Director Matthew A. Cherry will be on hand Thursday for the opening-night feature, “The Last Fall,” about a budding National Football League star (Lance Gross) who suddenly finds himself out of work, penniless, and with no idea what to do next. He returns home to reconnect with his family and tries to rekindle a relationship with his high school sweetheart (Nicole Beharie).

Boston artist Paul Goodnight, a foster child who later fought in Vietnam, battled drug abuse and a speech impediment, and found himself as one of today’s most sought-after African-American artists, joins director Dennis Salumu on Saturday for the world premiere of the documentary “Paul Goodnight: A Prime Time Image Maker.’’

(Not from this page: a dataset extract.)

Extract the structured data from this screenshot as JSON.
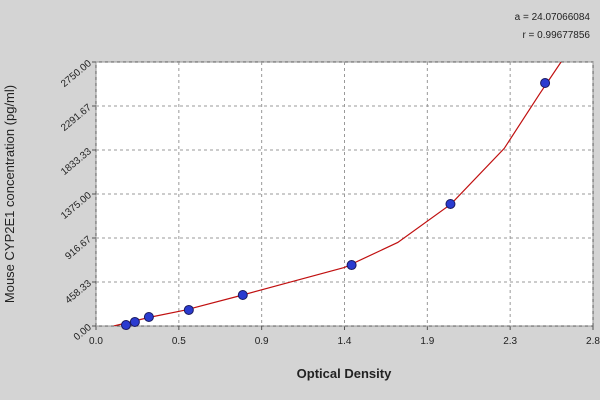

Other highlights include “Can We Talk? Learning From Boston’s Desegregation,” a documentary about the era of court-ordered desegregation in Boston, told through the experiences of those who have never publicly shared their stories; and “Welcome to Harlem,” a feature-length musical comedy written, directed, produced, drawn, designed, and choreographed entirely by artists living in that New York neighborhood. Both films screen Saturday. Go to www.roxburyinternationalfilmfestival.org.

The Provincetown International Film Festival’s signature blend of high art and down-to-earth fun is on full display for its 13th year. It runs Wednesday through next Sunday. Corman, honored with this year’s Filmmaker on the Edge award, will discuss his 52-year career turning out exploitation movies and making stars out of Jack Nicholson, Bruce Dern, Dennis Hopper, and Diane Ladd, among others, on the Town Hall stage with John Waters, the first recipient of the PIFF award, in 1999.

“I don’t mind the term exploitation,” said Corman, 86, over the telephone from the Los Angeles offices of New Horizons Pictures, the production company he runs with his wife. “All movies are exploitation. ‘The Avengers’ is exploitation.”

He said he is particularly looking forward to “A Night at the Drive-In” (June 14, 8:45 p.m.) when he will introduce “The Trip” (1967), his counterculture classic starring Peter Fonda. On Friday, the festival screens “The Pit and the Pendulum’’ (1961), one of several Corman adaptations of stories by Edgar Allan Poe, most of them starring Vincent Price.

The popular awards event takes place Saturday at Provincetown Town Hall. It also features Excellence in Acting honoree Posey, who will engage in a question-and-answer session with friend and fellow indie actor Craig Chester. They met at a party in Los Angeles and later costarred in “Adam and Steve,” which Chester also wrote and directed. The festival will be screening two Posey-starring films: “Price Check,” on Friday and next Sunday, and “Party Girl” on Friday.

Director Mary Harron (“I Shot Andy Warhol”) will interview documentary filmmaker Kirby Dick, this year’s recipient of the Faith Hubley Career Achievement Award. Dick’s incisive documentary about the Motion Picture Association of America ratings board, “This Film Is Not Yet Rated,” screens Thursday.

Dick’s latest film, “The Invisible War,” an expose about the rape of women in the US military, won the Audience Award at the 2012 Sundance Film Festival. It screens Friday and Sunday. Go to www.ptownfilmfest.org.